To maximize performance when using CPM, you must consider the following setup:

Master AXI4 Ports
Because there are two AXI4 MM ports, you must balance the packets accordingly and maximize bus utilization at both ports.
  • When to use:
    • Calculate your aggregated PCIe link throughput: This is PCIe Link Speed * PCIe Link Width.
    • Calculate your AXI4 MM port throughput on one of the port: This is 128-bit * CPMTOPSWCLK frequency (CPM GUI selection. Speed grade dependent, consult your device/silicon datasheet).
    • If PCIe link throughput is greater than AXI4 MM port throughput, you must use both ports.
      Note: Take into account the following considerations vs. design complexity in using both ports if your bandwidth is nearly equal.
      • PCIe link has some TLP overhead typically ~20-25% depending on packet sizes, Max Payload Size, and Max Read Request Size settings.

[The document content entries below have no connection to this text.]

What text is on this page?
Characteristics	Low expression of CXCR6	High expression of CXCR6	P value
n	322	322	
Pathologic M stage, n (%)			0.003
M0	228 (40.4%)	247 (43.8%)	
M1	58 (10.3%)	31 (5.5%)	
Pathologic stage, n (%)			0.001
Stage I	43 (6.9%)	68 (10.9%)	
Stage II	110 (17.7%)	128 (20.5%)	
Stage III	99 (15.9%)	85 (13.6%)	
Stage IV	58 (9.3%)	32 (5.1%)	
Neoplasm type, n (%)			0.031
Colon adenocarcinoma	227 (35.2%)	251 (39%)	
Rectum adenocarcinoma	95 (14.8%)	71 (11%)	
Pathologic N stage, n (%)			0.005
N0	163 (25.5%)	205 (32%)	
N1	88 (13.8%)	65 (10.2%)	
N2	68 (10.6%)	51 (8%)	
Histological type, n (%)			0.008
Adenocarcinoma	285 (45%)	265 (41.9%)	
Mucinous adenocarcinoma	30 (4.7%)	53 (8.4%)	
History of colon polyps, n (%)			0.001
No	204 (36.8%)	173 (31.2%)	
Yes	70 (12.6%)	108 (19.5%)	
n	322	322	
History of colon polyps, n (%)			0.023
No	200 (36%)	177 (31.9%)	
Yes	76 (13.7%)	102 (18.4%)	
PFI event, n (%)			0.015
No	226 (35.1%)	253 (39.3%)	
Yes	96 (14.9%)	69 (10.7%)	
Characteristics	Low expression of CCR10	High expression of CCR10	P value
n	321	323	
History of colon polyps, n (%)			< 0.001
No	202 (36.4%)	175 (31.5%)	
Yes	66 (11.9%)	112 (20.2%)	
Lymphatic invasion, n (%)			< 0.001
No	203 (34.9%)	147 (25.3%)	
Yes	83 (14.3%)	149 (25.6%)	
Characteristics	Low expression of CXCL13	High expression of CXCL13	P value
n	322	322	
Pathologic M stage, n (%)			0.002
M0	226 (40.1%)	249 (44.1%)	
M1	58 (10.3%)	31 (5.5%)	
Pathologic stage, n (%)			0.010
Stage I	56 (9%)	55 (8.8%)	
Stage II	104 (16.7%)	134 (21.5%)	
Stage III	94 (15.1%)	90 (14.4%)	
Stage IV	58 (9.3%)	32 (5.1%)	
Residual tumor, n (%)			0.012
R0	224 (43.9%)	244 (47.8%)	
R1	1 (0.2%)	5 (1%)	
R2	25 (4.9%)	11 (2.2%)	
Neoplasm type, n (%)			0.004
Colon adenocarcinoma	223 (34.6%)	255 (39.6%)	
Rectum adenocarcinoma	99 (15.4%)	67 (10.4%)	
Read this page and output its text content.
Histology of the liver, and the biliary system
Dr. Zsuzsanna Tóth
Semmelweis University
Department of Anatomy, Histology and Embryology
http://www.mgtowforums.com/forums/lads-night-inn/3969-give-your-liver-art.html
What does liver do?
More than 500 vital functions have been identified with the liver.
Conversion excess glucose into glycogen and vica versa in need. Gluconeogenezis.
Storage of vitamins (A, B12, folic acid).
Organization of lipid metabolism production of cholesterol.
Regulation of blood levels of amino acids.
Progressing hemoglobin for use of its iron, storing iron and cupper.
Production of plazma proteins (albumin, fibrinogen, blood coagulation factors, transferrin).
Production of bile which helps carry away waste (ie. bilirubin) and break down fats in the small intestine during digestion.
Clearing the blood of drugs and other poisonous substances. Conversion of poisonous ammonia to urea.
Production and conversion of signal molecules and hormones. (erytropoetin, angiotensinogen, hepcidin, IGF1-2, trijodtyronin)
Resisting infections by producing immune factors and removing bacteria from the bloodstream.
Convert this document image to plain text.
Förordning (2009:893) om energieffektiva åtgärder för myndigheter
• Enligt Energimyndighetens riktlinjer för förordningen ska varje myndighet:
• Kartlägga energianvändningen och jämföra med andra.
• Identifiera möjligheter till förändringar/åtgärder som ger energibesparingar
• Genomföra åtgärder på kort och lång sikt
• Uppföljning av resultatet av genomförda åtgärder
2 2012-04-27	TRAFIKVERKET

Unaligned address transfers and/or scattered host memory might also affect this number due to inefficient DMA transfers.
      • NoC has some overhead typically ~6% on the Write side due to metadata insertion but nearly optimum on the Read side.
      • If using DDR memory, there might be additional overhead depending on the traffic pattern and the DDR bank/column/row settings.
  • How to use:
    • Packets must not split into both ports. They must operate independently as much as possible to avoid Head of Line blocking due to AXI4 ID and PCIe tags ordering.
      QDMA
      Split your traffic based on Queue ID. Allocate some queues to use the first AXI4-MM0 and the rest on the second AXI4-MM1.
      XDMA
      Traffic will be split automatically based on DMA channel ID. Even DMA channels route to AXI4-MM0 and odd DMA channels route to AXI4-MM1.
      AXI4 Bridge
      Only use one port AXI4-MM0. Therefore performance is expected to max out at the AXI4 MM port throughput only, and might not be up to the PCIe link throughput capability.
Slave AXI4 MM Port
Because there is only one AXI4 MM port, performance through this port is expected to max out at AXI4 MM port throughput only and might not be up to the PCIe link throughput capability.
Master and Slave AXI4-ST Ports
Because CPM can only use AXI4-ST ports in this mode directly to PL, therefore users are only required to operate their design at the same frequency and data bus width as the AXI4-ST interface from the CPM or PCIe PL IP.

PL PCIe can only use AXI4-ST ports, therefore users are only required to operate their design at the same frequency and data bus width as the AXI4-ST interface from the CPM or PCIe PL IP.